Published online Jul 15, 2023. doi: 10.4239/wjd.v14.i7.1077
Peer-review started: March 6, 2023
First decision: March 14, 2023
Revised: March 27, 2023
Accepted: April 27, 2023
Article in press: April 27, 2023
Published online: July 15, 2023
Processing time: 129 Days and 0.2 Hours
Cataract remains a prime reason for visual disturbance and blindness all over the world, despite successful surgical replacement with artificial lenses. Diabetic cataract (DC) usually occurs at an earlier age with more rapid progression than age-related cataracts. The polyol pathway, oxidative stress, and nonenzymatic glycation have been shown to be linked to the pathogenesis of DC. But the exact molecular mechanisms underlying DC progression remains largely unknown. As environmental factors play critical roles in the pathogenesis of diabetes mellitus, epigenetic changes may be particularly important.
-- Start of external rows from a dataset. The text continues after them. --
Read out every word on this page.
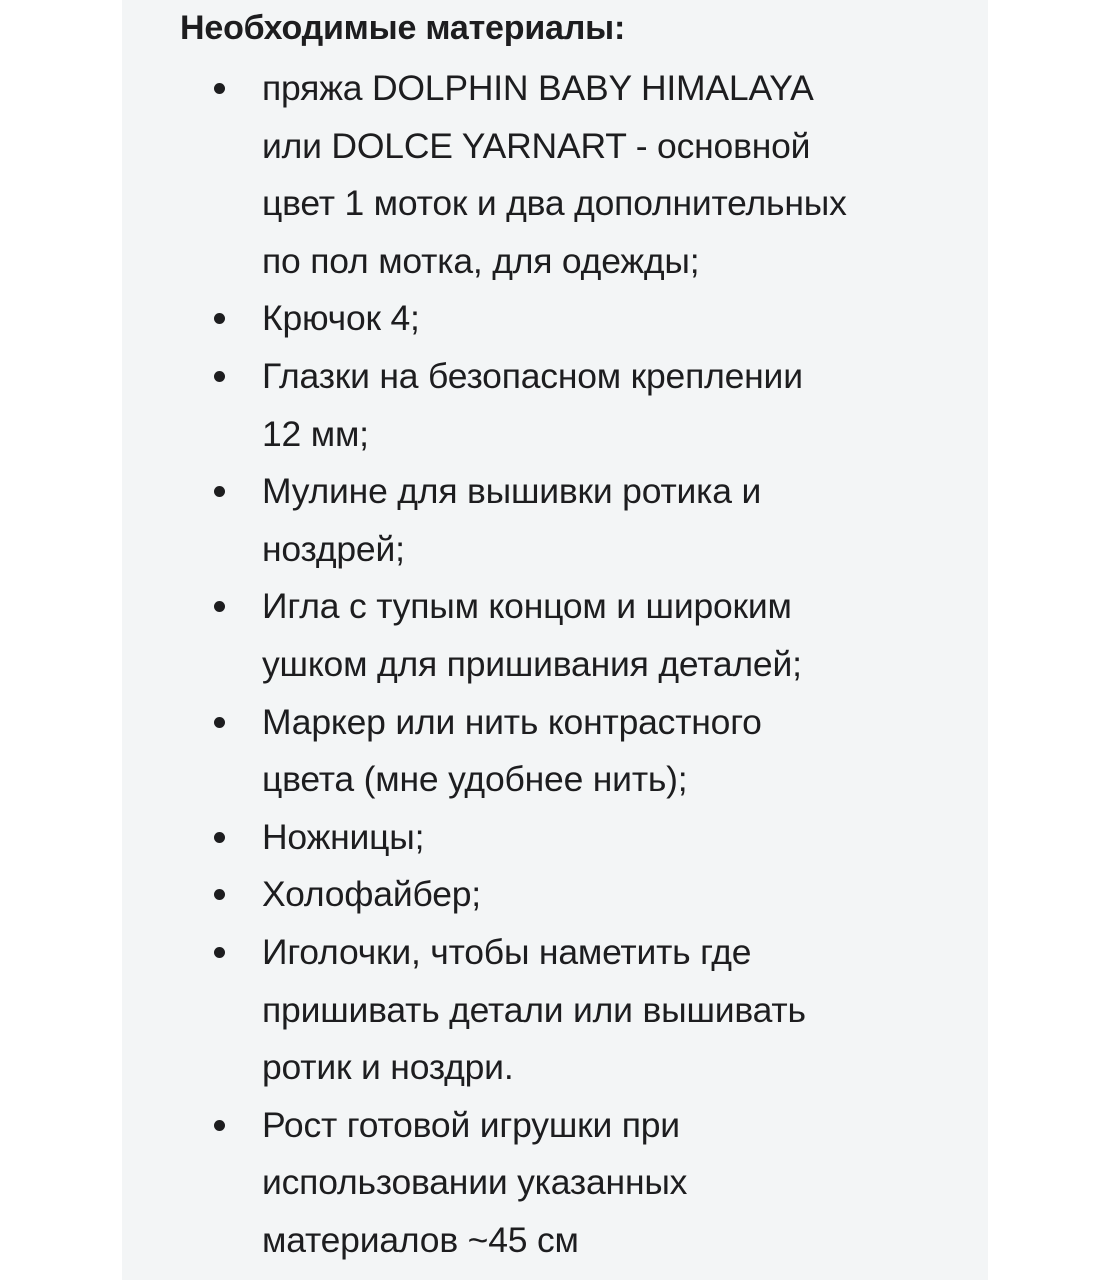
Необходимые материалы:
пряжа DOLPHIN BABY HIMALAYA
или DOLCE YARNART - основной
цвет 1 моток и два дополнительных
по пол мотка, для одежды;
Крючок 4;
Глазки на безопасном креплении
12 мм;
Мулине для вышивки ротика и
ноздрей;
Игла с тупым концом и широким
ушком для пришивания деталей;
Маркер или нить контрастного
цвета (мне удобнее нить);
Ножницы;
Холофайбер;
Иголочки, чтобы наметить где
пришивать детали или вышивать
ротик и ноздри.
Рост готовой игрушки при
использовании указанных
материалов ~45 см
Despite successful surgical replacement with artificial lenses, cataract remains a prime reason for visual disturbance and blindness globally. It has been recently suggested that N6-methyladenosine (m6A) plays a role in DC progression. However, there exists a lack of understanding regarding RNA m6A modifications and the role of m6A in DC pathogenesis.
To investigate the roles played by altered m6A and differentially expressed mRNAs (DEmRNAs) in DC.
M6A epitranscriptomic microarray was used to investigate altered m6A modifications and determine DEmRNAs. The possible roles played by dysregulated m6A modification was predicted through Gene Ontology and Kyoto Encyclopedia of Genes and Genomes pathway enrichment analyses. Real-time polymerase chain reaction was carried out to identify dysregulated expression patterns of RNA methyltransferases, demethylases, and readers.
Increased m6A abundance levels were found in the total mRNA of DC samples. Bioinformatics analysis predicted that ferroptosis pathways could be associated with m6A-modified mRNAs. The levels of five methylation-related genes-RBM15, WTAP, ALKBH5, FTO, and YTHDF1-were upregulated in DC samples. Upregulation of RBM15 expression was verified in SRA01/04 cells with high-glucose medium and in samples from patients with DC.
M6A abundance level in total mRNA increased in patients with DC. Ferroptosis pathways could be associated with m6A-modified mRNAs.
M6A mRNA modifications may be involved in DC progression via the ferroptosis pathway.